Data

Databases used in the Interspeech Computational Paralinguistics Challenge (ComParE) series are usually owned by individual donators. End User License Agreements (EULAs) are usually given for participation in the challenge. Usage of the databases outside of the Challenges always has to be negotiated with the data owners – not the organisers of the Challenge. We aim to provide contact information per database – however, this requires consent of the data owners, which we are currently collecting.

Below, a description of the current 2019 data is given. All of these corpora provide realistic data in challenging acoustic conditions. They feature further rich annotation such as speaker meta-data, transcripts, and segmentation, and are partitioned into training, development, and test data, observing subject independence. Benchmark results of the most popular approaches by open-source toolkits will be provided as in the years before including Deep Learning and Bag-of-Audio-Words baselines.

For the Styrian Dialect Sub-Challenge, the collection of the STYRIALECTS (Styrian Dialects) dataset was guided by Professor Ralf Vollmann, University of Graz, Austria, and Florian Pokorny between 2010 and 2016 for the purpose of cross-discipline research on aspects of the current dialectal continuum of Bavarian German in the southern parts of Austria. Essentially, the set comprises audio recordings of speakers representative for different dialect areas of Styria, which is the south-eastern province of Austria with the city of Graz representing its provincial capital. All recordings were conducted in an interview setting usually consisting of three parts, namely (i) a questionnaire compiled with regard to expected dialectal features, (ii) a picture naming task, and (iii) a short free conversation about language attitudes towards standard language and dialect. For the purpose of computer-based analyses including automatic dialect classification paradigms, the recordings of 63 speakers (27 males, 36 females) were automatically segmented by means of a speaker diarisation algorithm. Subsequently, all segments were manually revised yielding more than 10,000 clips across 4 different Styrian dialect areas.
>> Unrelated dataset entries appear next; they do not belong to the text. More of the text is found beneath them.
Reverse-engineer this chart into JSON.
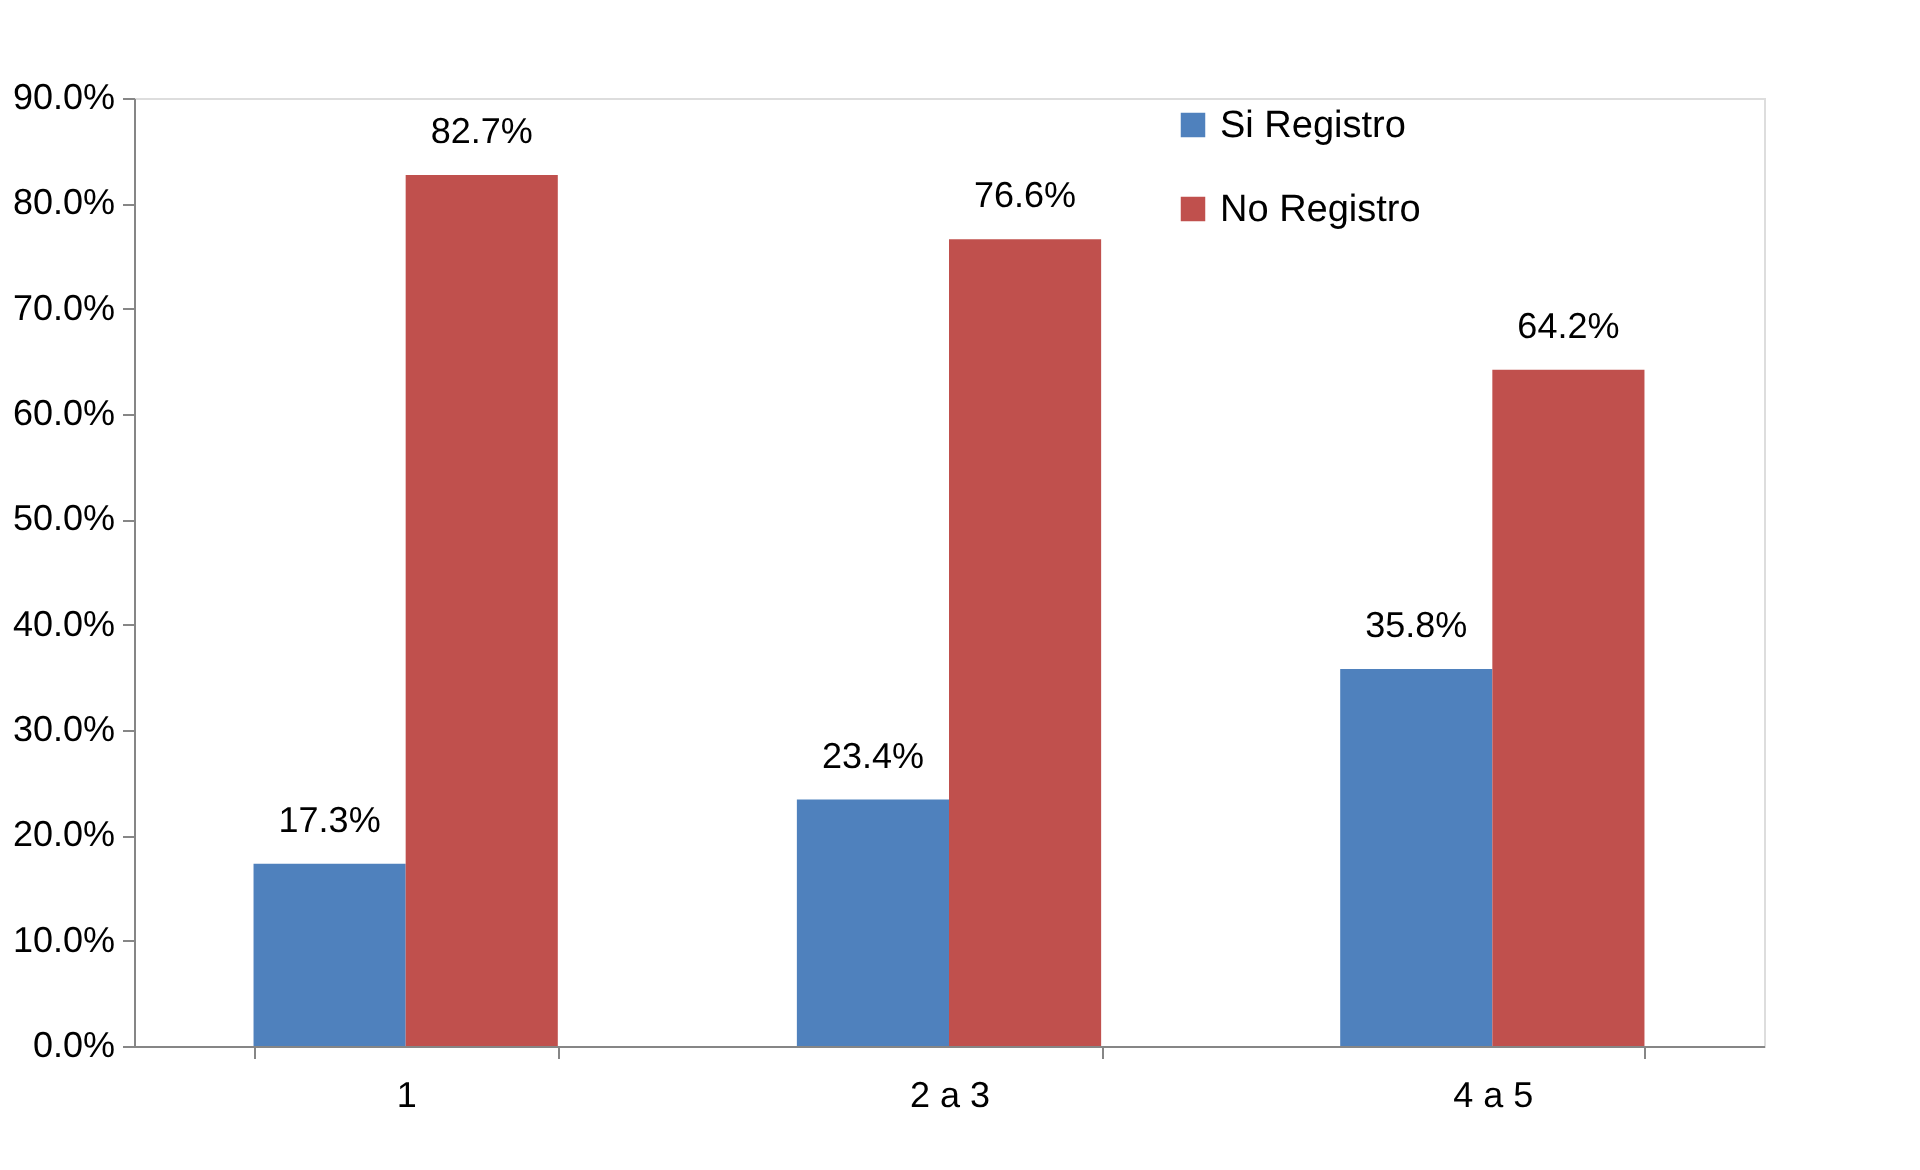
{
  "chart_data": {
    "type": "bar",
    "categories": [
      "1",
      "2 a 3",
      "4 a 5"
    ],
    "series": [
      {
        "name": "Si Registro",
        "color": "#4f81bd",
        "values": [
          17.3,
          23.4,
          35.8
        ],
        "value_labels": [
          "17.3%",
          "23.4%",
          "35.8%"
        ]
      },
      {
        "name": "No Registro",
        "color": "#c0504d",
        "values": [
          82.7,
          76.6,
          64.2
        ],
        "value_labels": [
          "82.7%",
          "76.6%",
          "64.2%"
        ]
      }
    ],
    "ylim": [
      0,
      90
    ],
    "yticks": [
      {
        "value": 0,
        "label": "0.0%"
      },
      {
        "value": 10,
        "label": "10.0%"
      },
      {
        "value": 20,
        "label": "20.0%"
      },
      {
        "value": 30,
        "label": "30.0%"
      },
      {
        "value": 40,
        "label": "40.0%"
      },
      {
        "value": 50,
        "label": "50.0%"
      },
      {
        "value": 60,
        "label": "60.0%"
      },
      {
        "value": 70,
        "label": "70.0%"
      },
      {
        "value": 80,
        "label": "80.0%"
      },
      {
        "value": 90,
        "label": "90.0%"
      }
    ],
    "grid": false,
    "legend": "top right"
  }
}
For the Continuous Sleepiness Sub-Challenge, SLEEP (Duesseldorf Sleepy Language Corpus), was created at the Institute of Psychophysiology, Duesseldorf, and the Institute of Safety Technology, University of Wuppertal, Germany. The corpus consists of approximately 82 hours of speech with 965 participants (526 m, 439 f), leading to a total of 15k audio recordings. The mean age of the participants was 27.8 ± 11.5 years and a range of 12–75 years. The recordings were made in quiet rooms with a microphone/headset/hardware setup; the tasks were presented on a computer in front of the participants. Audio files were recorded with 44.1 kHz, down-sampled to 16 kHz, with a quantisation of 16 bit. The speech material consists of different reading passages and speaking tasks. Furthermore, spontaneous narrative speech was elicited by asking subjects to briefly comment on, e. g., their last weekend, the best present they ever got, or to describe a picture. A session of one subject lasted from 15 minutes to 1 hour. Each participant had to report sleepiness on the well-established Karolinska Sleepiness Scale (KSS). Additionally, two raters apply post-hoc observer KSS ratings.

For the Baby Sound Sub-Challenge, Meg Cychosz, and colleagues are providing the BSS (Baby Speech Sounds) dataset which contains vocalisations from 26 healthy infants (2-33 months) who were exposed to a range of languages: English, Spanish, Tsimane, and Quechua. The children were recorded using the Language Environment ANalysis (LENA) Digital Language Processor, a lightweight audio recording device. Children wore the recorder for extended periods, between 6 and 16 hours, inside a clothing pocket specially designed for the device. The child vocalizations in the dataset have been partitioned into 400 millisecond chunks which were then annotated by citizen science annotators on the iHEARu-PLAY platform. 

For the Orca Activity Sub-Challenge, the DLFD (DeepAL Fieldwork Data) was collected via a 15-meter research trimaran in 2017 and 2018 in Northern British Columbia. A custom-made high sensitivity and low noise towed-array was deployed, which has a flat frequency response of within +/-2.5 dB between 10 Hz and 80 kHz. Underwater sounds were digitised with a sound acquisition device (MOTU 24AI), sampling at 96 kHz, recorded by PAMGuard, and stored on hard drives as multichannel wav-files (4
hydrophones in 2017; 8 hydrophones in a towed array in 2018). The total amount (2017 and 2018) of collected audio data comprises 157 hours (1 channel). The overall number of annotations comprises ∼5.66 h (pure orca annotations ∼1.40 h, distributed over 3,197 audio clips (1 channel)).